Last Friday featured a handful of Fed speeches, and this week began the same.
Cleveland Fed President Loretta Mester warned against “moving too slow” on interest rake hikes, implicating that she would prefer that the Fed hike faster than the Fed’s current “gradual” approach. Mester is not a voting member, and one of her statements was particularly interesting. She said that if the delay in rate hikes was too long, recession could loom. This is not Keynesian orthodoxy, which teaches inflation and recession are mutually exclusive. This is why, for the Keynesians, inflation is always and everywhere the remedy for recession. It is odd to hear a Fed President argue for rate hikes on the basis that not raising them will lead to recession.
Minneapolis Fed President Neel Kashkari spoke optimistically on the prospects for the blockchain. As we mentioned in a previous post, there is much incentive for central banks to adopt and monopolize blockchain technology for the sake of increased control. As the New York Times observed:
For the central banks, the promise of the technology is that it would allow them to track every pound or renminbi on every step of its travels through the financial system in real time — something that is impossible now. The goal would be to make the financial system more transparent, fast, efficient and secure.

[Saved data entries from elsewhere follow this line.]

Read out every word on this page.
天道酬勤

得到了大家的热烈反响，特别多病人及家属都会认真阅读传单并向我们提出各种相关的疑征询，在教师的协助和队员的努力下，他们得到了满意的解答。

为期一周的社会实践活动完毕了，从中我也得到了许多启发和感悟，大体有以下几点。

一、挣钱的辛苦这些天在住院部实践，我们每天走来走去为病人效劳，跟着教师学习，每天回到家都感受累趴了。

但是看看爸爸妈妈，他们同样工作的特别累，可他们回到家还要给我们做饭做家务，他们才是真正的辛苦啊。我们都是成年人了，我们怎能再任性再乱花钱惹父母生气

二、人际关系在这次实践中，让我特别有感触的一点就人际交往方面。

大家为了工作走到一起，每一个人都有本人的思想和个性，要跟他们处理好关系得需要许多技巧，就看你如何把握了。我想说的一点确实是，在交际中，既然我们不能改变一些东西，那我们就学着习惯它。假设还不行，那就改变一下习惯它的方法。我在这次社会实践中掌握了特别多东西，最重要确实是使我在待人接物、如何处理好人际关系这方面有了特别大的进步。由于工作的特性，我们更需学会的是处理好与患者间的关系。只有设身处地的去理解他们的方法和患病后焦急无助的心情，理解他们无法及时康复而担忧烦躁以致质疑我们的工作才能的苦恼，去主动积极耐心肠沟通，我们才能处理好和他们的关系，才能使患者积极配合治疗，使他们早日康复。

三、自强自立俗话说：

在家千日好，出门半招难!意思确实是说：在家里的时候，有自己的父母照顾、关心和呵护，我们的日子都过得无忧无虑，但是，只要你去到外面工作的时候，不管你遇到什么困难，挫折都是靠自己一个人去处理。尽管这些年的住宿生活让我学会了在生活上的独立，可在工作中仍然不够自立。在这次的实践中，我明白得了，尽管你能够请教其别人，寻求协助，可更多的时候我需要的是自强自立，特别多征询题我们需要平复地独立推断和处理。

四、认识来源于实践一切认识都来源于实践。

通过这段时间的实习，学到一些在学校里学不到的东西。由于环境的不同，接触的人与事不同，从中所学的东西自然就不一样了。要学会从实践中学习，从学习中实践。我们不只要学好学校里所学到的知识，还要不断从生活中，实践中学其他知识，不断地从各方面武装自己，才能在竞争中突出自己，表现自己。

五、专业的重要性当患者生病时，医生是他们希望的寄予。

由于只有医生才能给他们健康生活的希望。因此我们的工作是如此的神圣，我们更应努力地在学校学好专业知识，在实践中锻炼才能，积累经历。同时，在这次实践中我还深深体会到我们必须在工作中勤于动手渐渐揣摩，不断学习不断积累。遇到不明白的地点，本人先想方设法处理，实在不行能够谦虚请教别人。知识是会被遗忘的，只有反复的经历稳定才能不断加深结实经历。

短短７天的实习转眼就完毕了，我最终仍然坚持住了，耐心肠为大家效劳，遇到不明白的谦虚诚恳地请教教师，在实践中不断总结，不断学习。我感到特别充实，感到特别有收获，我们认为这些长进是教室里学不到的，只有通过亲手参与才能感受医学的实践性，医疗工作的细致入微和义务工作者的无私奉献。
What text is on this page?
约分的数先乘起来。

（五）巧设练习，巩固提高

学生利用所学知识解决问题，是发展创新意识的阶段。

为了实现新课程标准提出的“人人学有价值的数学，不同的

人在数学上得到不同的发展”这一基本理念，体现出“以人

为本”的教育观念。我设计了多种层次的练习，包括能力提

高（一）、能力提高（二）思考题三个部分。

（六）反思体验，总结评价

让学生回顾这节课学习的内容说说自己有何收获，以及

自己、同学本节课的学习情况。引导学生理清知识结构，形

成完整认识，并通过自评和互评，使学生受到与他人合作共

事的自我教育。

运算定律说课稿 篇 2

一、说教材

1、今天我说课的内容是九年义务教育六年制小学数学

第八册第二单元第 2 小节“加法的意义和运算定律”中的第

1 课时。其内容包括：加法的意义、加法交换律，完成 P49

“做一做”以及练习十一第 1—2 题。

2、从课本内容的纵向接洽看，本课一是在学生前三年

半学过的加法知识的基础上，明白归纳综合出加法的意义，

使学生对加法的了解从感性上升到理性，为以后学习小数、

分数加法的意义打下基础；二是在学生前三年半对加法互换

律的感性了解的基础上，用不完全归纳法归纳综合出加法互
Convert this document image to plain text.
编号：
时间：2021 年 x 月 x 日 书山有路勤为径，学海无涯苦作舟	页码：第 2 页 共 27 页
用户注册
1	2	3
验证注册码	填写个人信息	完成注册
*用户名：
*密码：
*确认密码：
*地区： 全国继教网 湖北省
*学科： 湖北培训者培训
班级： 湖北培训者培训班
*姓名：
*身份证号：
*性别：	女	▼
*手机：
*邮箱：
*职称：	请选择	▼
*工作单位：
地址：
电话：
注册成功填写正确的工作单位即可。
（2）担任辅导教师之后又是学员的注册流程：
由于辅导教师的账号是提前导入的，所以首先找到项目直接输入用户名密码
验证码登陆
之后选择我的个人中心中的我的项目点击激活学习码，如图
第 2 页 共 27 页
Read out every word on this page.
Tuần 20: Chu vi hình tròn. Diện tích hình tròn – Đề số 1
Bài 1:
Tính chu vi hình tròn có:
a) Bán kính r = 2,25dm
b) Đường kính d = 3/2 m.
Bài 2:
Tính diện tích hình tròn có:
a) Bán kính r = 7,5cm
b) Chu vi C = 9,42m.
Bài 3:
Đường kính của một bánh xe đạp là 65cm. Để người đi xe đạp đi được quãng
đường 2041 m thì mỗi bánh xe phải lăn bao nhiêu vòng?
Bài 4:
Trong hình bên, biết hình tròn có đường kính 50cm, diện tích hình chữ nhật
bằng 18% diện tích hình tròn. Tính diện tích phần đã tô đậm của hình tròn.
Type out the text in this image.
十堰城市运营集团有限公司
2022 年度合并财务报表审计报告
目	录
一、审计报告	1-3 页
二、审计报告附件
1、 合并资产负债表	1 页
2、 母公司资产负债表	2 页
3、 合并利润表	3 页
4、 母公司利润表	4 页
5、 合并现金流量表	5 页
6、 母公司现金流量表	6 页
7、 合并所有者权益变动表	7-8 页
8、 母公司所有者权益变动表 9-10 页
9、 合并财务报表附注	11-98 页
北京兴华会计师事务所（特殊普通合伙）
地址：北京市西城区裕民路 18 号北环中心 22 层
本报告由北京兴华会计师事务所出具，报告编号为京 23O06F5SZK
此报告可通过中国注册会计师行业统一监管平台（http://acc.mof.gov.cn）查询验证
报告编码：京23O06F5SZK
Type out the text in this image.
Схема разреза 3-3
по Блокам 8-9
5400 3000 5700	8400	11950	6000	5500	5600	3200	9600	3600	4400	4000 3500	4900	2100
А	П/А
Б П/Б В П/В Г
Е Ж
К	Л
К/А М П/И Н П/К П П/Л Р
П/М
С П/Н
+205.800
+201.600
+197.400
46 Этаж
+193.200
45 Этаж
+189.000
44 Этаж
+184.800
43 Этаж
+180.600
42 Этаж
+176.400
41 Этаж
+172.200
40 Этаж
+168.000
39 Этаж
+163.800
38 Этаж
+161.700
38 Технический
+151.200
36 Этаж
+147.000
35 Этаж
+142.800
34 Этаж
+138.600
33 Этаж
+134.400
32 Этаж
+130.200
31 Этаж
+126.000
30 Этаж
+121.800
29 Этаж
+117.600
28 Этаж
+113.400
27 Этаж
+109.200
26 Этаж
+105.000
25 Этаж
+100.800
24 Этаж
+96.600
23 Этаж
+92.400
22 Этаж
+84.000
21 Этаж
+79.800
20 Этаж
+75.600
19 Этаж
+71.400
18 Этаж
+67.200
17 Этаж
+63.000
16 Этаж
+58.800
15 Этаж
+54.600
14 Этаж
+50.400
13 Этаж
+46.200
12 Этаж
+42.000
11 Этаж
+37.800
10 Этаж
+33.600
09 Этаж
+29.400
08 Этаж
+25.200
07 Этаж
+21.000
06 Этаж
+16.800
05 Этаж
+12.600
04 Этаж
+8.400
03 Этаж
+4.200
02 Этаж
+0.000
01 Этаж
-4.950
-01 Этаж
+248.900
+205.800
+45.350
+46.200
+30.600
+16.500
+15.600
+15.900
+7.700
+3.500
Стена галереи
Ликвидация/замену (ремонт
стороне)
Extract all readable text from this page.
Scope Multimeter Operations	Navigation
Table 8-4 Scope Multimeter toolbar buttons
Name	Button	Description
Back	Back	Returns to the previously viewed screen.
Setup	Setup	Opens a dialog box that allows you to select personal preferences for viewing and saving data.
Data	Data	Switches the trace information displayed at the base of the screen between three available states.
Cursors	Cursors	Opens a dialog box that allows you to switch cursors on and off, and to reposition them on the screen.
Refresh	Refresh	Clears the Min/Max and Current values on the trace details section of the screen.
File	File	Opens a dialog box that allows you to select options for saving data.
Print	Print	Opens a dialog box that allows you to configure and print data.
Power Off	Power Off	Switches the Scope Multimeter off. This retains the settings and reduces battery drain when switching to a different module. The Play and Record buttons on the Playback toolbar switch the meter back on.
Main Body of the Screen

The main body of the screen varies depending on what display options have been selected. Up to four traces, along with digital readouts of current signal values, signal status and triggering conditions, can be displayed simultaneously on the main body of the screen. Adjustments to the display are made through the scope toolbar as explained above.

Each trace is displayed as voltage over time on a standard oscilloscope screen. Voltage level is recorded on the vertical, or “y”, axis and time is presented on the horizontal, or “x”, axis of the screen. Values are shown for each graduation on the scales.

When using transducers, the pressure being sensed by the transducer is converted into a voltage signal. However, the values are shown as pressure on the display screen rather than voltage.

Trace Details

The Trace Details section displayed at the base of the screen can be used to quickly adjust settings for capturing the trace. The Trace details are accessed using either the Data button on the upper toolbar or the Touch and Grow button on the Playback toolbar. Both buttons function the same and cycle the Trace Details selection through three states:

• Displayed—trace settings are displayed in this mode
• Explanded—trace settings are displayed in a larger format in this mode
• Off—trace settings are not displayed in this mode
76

So naturally, Kaskari sees great promise in adoption of the technology.
Finally, Boston Fed President Eric Rosengren expressed worry that the economy would overheat unless the Fed moved faster on rate hikes. If the unemployment continued to move too low, this would be a sign of overheating (per the economically fallacious Phillips Curve). That is, Rosengren seemed to argue in the opposite way of Mester, though both support hiking rates at a faster pace than current. Yet, he also expressed his belief that the Fed would someday hit a zero rate of interest and a further expanded balance sheet once again to deal with a future recession.
This gives credence to the idea that the Fed is really pushing to shrink the balance sheet and hike rates so that it can have lots of room to move when the next official recession comes. Such is the state of our “healed” economy.